Mani Merry P, Aggarwal Hemant K, Ghosh Sanjay, Jacob Mathews
University of Iowa, Iowa, USA.
Proc IEEE Int Symp Biomed Imaging. 2020 Apr;2020:913-916. doi: 10.1109/isbi45749.2020.9098593. Epub 2020 May 22.
We propose a model-based deep learning architecture for the reconstruction of highly accelerated diffusion magnetic resonance imaging (MRI) that enables high resolution imaging. The proposed reconstruction jointly recovers all the diffusion weighted images in a single step from a joint k-q under-sampled acquisition in a parallel MRI setting. We propose the novel use of a pre-trained denoiser as a regularizer in a model-based reconstruction for the recovery of highly under-sampled data. Specifically, we designed the denoiser based on a general diffusion MRI tissue microstructure model for multi-compartmental modeling. By using a wide range of biologically plausible parameter values for the multi-compartmental microstructure model, we simulated diffusion signal that spans the entire microstructure parameter space. A neural network was trained in an unsupervised manner using an autoencoder to learn the diffusion MRI signal subspace. We employed the autoencoder in a model-based reconstruction and show that the autoencoder provides a strong denoising prior to recover the q-space signal. We show reconstruction results on a simulated brain dataset that shows high acceleration capabilities of the proposed method.

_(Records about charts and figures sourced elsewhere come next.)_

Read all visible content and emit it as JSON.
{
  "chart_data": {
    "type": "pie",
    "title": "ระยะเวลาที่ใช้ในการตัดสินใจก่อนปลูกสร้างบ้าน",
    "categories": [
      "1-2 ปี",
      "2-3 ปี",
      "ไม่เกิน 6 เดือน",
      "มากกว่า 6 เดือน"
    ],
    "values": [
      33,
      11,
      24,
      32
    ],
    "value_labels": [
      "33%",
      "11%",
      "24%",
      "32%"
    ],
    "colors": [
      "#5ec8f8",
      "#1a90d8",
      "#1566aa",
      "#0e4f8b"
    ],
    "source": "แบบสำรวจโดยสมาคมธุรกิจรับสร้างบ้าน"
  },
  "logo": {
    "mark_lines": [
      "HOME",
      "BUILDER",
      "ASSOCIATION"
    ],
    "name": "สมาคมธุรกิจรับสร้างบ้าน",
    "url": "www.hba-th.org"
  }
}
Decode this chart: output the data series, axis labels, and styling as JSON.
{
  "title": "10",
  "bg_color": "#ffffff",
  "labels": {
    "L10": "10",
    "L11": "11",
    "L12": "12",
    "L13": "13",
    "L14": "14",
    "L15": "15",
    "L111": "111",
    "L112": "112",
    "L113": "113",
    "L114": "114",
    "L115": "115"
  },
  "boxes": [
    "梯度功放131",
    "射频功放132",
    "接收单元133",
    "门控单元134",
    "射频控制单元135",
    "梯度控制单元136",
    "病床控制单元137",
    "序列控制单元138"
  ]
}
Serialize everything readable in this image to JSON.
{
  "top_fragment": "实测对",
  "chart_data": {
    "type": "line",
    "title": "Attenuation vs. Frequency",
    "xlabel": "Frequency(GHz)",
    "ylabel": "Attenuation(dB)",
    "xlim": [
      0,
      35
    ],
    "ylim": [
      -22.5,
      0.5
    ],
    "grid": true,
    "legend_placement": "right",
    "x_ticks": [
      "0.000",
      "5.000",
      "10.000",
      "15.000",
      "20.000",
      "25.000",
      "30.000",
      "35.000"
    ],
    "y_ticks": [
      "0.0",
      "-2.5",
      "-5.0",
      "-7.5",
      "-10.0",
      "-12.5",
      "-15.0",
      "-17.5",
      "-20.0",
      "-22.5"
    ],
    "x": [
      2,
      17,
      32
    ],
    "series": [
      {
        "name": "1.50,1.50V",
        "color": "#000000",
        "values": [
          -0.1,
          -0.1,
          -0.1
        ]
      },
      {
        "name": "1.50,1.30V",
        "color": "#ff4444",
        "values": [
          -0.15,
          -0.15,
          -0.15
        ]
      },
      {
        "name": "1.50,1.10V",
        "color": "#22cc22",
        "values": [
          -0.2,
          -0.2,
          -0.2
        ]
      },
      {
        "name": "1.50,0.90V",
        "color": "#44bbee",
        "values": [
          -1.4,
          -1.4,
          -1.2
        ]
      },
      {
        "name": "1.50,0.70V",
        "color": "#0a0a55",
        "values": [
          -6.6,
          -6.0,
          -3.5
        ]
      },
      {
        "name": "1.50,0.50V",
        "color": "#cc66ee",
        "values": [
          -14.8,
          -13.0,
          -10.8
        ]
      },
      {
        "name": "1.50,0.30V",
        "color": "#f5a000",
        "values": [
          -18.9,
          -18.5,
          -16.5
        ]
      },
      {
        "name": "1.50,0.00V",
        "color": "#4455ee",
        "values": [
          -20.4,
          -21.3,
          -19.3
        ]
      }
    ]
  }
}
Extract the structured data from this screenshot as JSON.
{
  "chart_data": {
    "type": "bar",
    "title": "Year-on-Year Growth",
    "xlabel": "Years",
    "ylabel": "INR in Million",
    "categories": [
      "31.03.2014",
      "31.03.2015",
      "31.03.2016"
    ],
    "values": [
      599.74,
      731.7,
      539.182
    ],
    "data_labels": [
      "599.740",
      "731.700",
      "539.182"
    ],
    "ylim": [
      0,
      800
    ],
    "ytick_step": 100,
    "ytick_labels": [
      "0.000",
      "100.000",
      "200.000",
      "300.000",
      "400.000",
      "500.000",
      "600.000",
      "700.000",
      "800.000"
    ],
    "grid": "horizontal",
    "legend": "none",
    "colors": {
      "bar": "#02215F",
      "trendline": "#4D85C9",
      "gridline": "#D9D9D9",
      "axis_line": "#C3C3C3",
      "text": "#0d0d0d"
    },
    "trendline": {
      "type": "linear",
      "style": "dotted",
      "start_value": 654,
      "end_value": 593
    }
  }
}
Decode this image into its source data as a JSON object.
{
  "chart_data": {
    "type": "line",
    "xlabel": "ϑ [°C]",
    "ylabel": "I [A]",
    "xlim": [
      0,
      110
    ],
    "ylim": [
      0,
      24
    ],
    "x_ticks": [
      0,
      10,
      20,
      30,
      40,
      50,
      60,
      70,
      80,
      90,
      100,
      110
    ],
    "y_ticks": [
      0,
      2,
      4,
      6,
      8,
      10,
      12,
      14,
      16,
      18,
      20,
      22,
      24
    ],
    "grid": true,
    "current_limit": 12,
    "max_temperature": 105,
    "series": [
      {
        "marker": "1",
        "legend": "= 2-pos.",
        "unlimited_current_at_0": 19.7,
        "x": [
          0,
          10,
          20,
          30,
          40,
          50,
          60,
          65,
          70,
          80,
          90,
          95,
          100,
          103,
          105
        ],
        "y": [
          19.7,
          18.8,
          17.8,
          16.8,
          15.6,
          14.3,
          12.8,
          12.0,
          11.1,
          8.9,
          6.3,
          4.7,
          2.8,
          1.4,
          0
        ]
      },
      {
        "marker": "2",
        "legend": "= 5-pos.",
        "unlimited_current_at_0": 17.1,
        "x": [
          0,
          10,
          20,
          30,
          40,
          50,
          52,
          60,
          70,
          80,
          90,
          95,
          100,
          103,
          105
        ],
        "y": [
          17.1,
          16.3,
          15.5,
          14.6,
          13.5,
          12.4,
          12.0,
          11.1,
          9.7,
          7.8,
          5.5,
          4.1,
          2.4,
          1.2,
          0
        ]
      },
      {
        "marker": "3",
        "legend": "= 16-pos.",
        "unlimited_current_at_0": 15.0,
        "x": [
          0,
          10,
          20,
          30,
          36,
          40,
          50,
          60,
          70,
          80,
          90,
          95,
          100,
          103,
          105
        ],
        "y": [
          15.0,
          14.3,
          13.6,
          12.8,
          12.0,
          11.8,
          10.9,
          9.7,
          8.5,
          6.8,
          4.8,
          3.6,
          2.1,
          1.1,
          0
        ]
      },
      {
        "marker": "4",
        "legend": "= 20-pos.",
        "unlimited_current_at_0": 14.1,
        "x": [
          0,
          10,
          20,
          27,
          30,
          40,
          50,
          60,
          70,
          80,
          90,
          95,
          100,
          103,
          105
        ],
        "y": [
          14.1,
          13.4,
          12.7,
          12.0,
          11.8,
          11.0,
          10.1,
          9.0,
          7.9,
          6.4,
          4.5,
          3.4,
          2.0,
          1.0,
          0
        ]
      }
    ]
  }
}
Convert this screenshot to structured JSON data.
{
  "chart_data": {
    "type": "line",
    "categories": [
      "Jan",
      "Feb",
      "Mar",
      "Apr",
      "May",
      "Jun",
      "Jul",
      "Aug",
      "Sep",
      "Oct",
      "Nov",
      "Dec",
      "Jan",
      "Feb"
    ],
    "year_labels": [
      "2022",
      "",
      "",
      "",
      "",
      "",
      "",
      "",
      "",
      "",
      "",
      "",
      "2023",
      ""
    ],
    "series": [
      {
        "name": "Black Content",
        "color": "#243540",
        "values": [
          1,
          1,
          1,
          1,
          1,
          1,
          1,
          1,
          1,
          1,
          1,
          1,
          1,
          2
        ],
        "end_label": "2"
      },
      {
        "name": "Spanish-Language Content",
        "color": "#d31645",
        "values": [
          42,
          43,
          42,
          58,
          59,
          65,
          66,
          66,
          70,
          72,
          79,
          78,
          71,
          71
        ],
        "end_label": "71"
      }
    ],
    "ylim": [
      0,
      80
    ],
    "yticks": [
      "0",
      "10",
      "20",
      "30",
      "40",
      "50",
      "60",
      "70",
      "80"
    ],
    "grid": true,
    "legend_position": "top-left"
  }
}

我们提出了一种基于模型的深度学习架构,用于重建高加速扩散磁共振成像(MRI),以实现高分辨率成像。所提出的重建方法在并行MRI设置中,通过联合k-q欠采样采集,在单个步骤中共同恢复所有扩散加权图像。我们提出在基于模型的重建中,将预训练的去噪器作为正则化器用于恢复高度欠采样的数据。具体而言,我们基于用于多室建模的通用扩散MRI组织微观结构模型设计了去噪器。通过为多室微观结构模型使用广泛的生物学上合理的参数值,我们模拟了跨越整个微观结构参数空间的扩散信号。使用自动编码器以无监督方式训练神经网络,以学习扩散MRI信号子空间。我们在基于模型的重建中使用自动编码器,并表明自动编码器在恢复q空间信号之前提供了强大的去噪能力。我们在模拟脑数据集上展示了重建结果,表明了所提出方法的高加速能力。